The Republican Party Has Moved to the Left

Many people claim that Republicans have moved to the right. Democrats like to claim this, so as to paint Republicans as extremists or as anti-government.

Actually, Republicans have moved away from the OLD RIGHT, as Murray Rothbard accurately told us. This means they have moved to the left. This is why Laurence Vance can continually lambaste them for the profound gap between their rhetoric and their actions in supporting statism, wars, government regulations and huge government spending. (Social issues, in my view, are not the critical factors in any party with regard to left and right, except insofar as the state attempts to regulate and prohibit certain behaviors rather than keeping its nose out of people’s business.)

The necons who have joined the Republicans or infiltrated them are leftists and internationalists, who advocate interventions. Some of them do so because they believe in American government taking moral positions in the societies and politics of other countries.
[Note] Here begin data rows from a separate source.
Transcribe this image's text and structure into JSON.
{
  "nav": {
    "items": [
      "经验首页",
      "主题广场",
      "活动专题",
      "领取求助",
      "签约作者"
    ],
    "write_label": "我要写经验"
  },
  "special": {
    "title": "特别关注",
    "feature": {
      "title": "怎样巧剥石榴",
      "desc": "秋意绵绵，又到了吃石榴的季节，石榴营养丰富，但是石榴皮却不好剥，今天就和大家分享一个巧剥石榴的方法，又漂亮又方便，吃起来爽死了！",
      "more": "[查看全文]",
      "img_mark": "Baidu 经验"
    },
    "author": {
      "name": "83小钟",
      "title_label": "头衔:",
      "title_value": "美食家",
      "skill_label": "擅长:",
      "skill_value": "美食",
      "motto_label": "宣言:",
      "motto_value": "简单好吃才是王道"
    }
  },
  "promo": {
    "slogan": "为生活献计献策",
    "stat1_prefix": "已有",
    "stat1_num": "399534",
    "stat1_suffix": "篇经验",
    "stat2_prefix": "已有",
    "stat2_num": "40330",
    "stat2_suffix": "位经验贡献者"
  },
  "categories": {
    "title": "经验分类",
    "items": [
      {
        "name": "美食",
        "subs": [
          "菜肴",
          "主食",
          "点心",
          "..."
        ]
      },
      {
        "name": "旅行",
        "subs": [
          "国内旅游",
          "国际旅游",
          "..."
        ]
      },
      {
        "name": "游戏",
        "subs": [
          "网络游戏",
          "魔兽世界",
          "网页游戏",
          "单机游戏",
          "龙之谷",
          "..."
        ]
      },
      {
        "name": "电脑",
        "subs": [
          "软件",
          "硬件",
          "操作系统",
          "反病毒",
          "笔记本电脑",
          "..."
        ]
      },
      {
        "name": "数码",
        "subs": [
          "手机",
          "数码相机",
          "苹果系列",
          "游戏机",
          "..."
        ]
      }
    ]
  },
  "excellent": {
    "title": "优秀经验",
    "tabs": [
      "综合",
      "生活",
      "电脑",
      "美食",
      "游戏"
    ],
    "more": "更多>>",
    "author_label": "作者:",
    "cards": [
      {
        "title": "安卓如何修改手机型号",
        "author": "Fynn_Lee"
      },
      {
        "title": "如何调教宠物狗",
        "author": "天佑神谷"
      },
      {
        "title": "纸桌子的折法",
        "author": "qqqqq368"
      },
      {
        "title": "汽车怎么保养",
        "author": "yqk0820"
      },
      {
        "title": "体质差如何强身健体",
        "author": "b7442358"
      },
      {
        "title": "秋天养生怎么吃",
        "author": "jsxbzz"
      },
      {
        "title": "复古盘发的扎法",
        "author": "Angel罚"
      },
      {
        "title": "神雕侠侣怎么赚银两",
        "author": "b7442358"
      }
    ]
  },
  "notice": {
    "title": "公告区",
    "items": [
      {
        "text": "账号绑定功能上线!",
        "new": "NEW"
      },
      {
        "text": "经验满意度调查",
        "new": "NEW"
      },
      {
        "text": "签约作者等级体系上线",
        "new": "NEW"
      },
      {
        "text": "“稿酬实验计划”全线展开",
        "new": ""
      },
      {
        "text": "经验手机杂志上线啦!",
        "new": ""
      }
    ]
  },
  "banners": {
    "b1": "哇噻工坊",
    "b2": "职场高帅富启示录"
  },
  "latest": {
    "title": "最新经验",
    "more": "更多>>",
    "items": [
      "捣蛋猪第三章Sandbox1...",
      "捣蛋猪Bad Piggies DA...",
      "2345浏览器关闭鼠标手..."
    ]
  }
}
Like Wilsonianism, this idea of making the world safe or creating democracies everywhere or destroying bad guys in power or creating revolutions is all leftist in orientation as contrasted with the Old Right.

Ron Paul tried to move the Republican Party back to the Old Right positions and away from big government Republican moderates and wild-eyed neocons. Rand Paul, despite his differences with his father, is on that page too. His first challenge, if he wants the nomination, is to steer the Republican Party away from its left orientation, where it cannot outcompete Democrats. His second challenge is to create an appeal to enough Americans to win an election. His problem will be running away from the record of Republicans in the past 50 years or so.